Motorcyclists urge Hackney Council to rethink parking changes that will ‘plunge people into transport poverty’

Electric scooters will also have to pay the planned charges. Photograph: Save London Motorcycling

Motorcyclists say new parking charges in Hackney will affect low-paid workers, medics and delivery drivers, and price some commuters off the road.

Save London Motorcycling (SLM) wants Town Hall bosses to reconsider proposed charges which could see them paying £6 an hour.

Under the council’s plans, motorcycles, scooters, and mopeds would be able to park in a bay for up to four hours.

But the campaign group says motorcylists unable to afford the charges could “be plunged into transport poverty at the height of the cost-of-living crisis”.

Westminster and Lewisham are the only other inner London boroughs charging motorbikes – with full passes costing up to £2 per day.

SLM estimates that motorcyclists in Hackney could face charges of up to £60 for 10 hours if they moved between bays – around £1,200 a month.

It has launched a petition calling for a rethink.

Hackney Council said it would not be possible for motorcyclists to face those charges because “we have introduced four-hour maximum stay bays”.

SLM member Rachel said: “The purpose of this is to prevent commuting by motorcycle. You can’t just move to another bay if you are commuting and they are four-hour bays.”

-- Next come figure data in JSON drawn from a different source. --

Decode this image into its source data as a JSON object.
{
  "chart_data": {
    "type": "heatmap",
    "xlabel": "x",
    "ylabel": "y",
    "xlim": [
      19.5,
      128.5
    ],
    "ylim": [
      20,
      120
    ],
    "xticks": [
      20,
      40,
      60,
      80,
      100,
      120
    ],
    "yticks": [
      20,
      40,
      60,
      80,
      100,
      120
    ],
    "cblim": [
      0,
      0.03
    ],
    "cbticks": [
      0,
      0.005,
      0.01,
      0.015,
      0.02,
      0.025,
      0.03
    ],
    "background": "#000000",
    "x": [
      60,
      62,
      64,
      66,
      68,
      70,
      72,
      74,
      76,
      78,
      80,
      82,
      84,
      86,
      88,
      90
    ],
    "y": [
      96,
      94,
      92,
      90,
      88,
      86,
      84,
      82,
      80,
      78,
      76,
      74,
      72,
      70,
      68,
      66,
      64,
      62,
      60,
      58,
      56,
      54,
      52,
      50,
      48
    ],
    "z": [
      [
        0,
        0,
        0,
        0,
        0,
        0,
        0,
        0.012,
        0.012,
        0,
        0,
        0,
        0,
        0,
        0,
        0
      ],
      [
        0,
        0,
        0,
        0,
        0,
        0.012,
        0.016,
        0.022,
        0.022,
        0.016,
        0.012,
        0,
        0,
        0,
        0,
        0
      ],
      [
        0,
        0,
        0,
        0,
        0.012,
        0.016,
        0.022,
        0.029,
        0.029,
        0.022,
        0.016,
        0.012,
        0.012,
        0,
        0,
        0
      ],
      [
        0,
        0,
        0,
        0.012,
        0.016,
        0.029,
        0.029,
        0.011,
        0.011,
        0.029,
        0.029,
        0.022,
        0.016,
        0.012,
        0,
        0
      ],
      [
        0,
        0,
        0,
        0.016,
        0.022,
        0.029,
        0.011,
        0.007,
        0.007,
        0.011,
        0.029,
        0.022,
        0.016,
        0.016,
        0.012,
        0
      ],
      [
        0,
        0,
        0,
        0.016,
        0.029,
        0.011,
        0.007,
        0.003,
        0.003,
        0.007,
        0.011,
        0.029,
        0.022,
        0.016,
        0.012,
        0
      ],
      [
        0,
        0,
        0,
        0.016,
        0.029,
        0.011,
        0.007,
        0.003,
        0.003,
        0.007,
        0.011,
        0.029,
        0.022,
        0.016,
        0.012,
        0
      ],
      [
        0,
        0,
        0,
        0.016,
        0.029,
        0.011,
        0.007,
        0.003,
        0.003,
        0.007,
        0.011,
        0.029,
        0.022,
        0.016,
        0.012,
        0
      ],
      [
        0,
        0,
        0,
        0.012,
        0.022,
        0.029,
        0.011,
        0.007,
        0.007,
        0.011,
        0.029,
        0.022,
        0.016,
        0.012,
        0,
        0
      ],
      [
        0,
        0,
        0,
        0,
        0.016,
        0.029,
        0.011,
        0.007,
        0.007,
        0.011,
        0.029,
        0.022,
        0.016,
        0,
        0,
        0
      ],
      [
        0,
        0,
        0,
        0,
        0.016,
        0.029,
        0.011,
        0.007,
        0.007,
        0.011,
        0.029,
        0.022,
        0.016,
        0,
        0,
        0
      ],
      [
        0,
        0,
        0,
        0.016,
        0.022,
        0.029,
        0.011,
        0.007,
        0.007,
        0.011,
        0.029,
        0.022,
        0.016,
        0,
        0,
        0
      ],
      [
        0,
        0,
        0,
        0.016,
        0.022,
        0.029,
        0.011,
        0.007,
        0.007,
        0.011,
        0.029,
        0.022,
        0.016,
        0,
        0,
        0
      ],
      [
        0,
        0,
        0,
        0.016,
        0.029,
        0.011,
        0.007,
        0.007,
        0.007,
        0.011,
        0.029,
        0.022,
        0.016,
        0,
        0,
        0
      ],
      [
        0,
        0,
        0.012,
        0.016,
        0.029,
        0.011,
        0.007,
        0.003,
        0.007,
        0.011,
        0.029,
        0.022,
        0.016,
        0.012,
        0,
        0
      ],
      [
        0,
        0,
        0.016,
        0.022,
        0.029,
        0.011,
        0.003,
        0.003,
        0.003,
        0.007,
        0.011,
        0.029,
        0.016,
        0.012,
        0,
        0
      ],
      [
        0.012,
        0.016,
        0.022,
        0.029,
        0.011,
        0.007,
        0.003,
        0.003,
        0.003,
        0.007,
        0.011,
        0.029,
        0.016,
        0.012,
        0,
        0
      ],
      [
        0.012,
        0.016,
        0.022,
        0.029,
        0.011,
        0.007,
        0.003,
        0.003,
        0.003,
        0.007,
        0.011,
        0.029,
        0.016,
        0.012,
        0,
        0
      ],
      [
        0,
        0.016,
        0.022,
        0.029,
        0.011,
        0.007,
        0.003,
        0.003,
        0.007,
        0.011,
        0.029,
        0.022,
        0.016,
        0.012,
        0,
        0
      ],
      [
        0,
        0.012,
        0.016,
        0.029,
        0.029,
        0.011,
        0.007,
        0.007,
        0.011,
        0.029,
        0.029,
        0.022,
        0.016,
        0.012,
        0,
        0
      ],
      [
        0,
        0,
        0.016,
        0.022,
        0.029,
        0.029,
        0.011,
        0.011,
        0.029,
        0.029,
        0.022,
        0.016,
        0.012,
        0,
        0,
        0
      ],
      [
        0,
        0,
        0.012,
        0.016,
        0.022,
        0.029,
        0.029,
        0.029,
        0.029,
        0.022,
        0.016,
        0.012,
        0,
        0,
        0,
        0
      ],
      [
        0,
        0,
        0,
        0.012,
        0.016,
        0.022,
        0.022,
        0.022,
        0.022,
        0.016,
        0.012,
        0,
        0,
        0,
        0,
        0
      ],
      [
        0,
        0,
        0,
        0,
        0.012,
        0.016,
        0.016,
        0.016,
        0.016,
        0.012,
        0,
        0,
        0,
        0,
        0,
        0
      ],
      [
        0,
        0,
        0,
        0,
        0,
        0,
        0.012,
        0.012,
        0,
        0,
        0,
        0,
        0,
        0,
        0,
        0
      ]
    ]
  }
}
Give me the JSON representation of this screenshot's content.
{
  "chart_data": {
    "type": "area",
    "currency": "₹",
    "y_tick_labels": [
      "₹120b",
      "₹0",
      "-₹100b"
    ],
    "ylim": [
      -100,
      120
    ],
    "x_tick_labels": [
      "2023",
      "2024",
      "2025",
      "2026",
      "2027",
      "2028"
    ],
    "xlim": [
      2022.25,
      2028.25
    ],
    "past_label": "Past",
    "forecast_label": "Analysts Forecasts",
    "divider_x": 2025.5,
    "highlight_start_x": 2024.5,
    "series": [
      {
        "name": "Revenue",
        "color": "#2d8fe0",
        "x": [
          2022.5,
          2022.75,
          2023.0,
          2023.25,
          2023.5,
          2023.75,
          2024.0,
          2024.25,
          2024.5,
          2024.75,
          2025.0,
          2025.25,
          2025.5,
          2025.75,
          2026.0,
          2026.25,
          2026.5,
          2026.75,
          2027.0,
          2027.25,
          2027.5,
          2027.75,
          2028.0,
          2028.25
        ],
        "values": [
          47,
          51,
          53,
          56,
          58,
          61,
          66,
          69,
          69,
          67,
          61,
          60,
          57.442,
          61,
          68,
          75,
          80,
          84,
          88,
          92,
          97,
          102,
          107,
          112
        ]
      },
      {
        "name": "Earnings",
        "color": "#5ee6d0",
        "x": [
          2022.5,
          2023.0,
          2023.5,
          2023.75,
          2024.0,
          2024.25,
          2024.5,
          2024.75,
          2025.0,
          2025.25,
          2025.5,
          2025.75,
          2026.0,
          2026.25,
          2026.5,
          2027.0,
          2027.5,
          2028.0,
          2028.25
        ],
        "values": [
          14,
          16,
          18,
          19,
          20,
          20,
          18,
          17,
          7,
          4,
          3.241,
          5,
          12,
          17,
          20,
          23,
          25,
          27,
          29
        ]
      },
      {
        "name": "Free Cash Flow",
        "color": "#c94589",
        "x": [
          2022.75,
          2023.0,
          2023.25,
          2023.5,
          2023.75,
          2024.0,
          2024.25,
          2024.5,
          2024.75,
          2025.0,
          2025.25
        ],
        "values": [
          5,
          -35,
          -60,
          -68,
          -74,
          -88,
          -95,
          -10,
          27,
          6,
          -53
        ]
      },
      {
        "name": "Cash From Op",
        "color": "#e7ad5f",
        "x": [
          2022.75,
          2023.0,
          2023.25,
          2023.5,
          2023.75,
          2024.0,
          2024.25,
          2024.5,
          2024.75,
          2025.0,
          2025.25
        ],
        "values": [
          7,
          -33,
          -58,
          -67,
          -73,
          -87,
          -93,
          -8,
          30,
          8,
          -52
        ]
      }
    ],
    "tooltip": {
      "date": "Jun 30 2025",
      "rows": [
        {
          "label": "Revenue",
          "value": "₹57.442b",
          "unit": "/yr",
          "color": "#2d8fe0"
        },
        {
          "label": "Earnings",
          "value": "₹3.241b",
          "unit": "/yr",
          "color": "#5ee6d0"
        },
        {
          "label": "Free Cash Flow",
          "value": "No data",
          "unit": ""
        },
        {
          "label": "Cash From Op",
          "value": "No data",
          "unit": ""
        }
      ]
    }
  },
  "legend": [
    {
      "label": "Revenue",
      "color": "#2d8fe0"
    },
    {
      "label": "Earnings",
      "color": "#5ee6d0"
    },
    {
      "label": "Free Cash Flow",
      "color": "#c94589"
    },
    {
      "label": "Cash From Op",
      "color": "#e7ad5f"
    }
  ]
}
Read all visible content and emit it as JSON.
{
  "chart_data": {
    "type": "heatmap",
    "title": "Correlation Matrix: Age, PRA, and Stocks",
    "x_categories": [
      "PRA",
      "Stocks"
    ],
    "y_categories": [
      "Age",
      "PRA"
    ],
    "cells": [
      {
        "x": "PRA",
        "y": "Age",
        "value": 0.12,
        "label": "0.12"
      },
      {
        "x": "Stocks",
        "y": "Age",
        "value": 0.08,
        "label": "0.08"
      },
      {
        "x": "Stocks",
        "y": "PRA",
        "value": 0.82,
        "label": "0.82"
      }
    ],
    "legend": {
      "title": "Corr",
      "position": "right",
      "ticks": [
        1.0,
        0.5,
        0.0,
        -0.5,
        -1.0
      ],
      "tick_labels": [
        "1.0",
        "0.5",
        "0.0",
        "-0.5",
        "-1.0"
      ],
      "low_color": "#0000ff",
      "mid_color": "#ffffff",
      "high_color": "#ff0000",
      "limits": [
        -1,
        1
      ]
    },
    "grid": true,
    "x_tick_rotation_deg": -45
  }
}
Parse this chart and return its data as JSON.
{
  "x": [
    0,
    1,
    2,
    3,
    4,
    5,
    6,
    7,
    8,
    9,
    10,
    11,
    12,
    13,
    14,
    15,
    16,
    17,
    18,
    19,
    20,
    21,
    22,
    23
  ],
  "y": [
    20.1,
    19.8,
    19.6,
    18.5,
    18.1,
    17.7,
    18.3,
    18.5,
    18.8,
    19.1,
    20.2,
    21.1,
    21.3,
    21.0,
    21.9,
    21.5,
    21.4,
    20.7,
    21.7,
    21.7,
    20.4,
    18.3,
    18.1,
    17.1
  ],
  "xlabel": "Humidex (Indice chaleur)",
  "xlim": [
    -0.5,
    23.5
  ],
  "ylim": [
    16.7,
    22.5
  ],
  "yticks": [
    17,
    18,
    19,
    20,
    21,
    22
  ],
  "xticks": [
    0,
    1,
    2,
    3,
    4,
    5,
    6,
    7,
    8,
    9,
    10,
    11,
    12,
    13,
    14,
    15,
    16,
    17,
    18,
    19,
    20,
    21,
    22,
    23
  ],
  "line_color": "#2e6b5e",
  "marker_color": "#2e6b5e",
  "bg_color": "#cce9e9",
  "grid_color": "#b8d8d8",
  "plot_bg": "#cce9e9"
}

She said many motorcyclists are in low-paid work such as cleaning, night security, and making deliveries.

Campaigners argue that the council has “a lack of understanding of our impact on the roads”, and say they create less pollution and take up far less parking space than cars.

They said: “The unfair charges would even apply to electric motorcycles despite those vehicles being zero-emission.”

GP Sharon Raymond, who is director of the Crisis Rescue Foundation, said its team of bikers, which delivered 5,000 oxygen-measuring devices to patients during the pandemic, could be hit by the charges.

“This is just one example of London bikers stepping up to do good,” she said. “Our service, which is being used daily by the NHS, would be badly impacted by the proposed parking charge changes in Hackney.”

Motorcycling campaigner Cathy Phillpotts from Motorcycle Action Group is set to ask Hackney’s senior councillors to look again at the decision at a cabinet meeting on Monday.

A spokeswoman for the council said: “We are committed to improving local air quality and tackling the climate emergency.”

The council asked for people’s views in 2020 and decided last year “to place motorcycles on the same footing as all other vehicles, with permit prices based solely on the emissions they produce”.

The spokeswoman said the change “will allow businesses, delivery riders and other organisations that provide valuable services to continue to do so, while also discouraging the use of motorbikes for commuting, which contribute to local emissions and take up valuable kerb space from local residents and businesses”.

Parking permits in Hackney are based on the CO2 emissions of a vehicle, with a diesel surcharge levied due to their impact on local air quality. The size of a vehicle is not a factor that is taken into account.

The council has met with motorcycle groups to hear their views and said they will be taken into account before a final decision is made.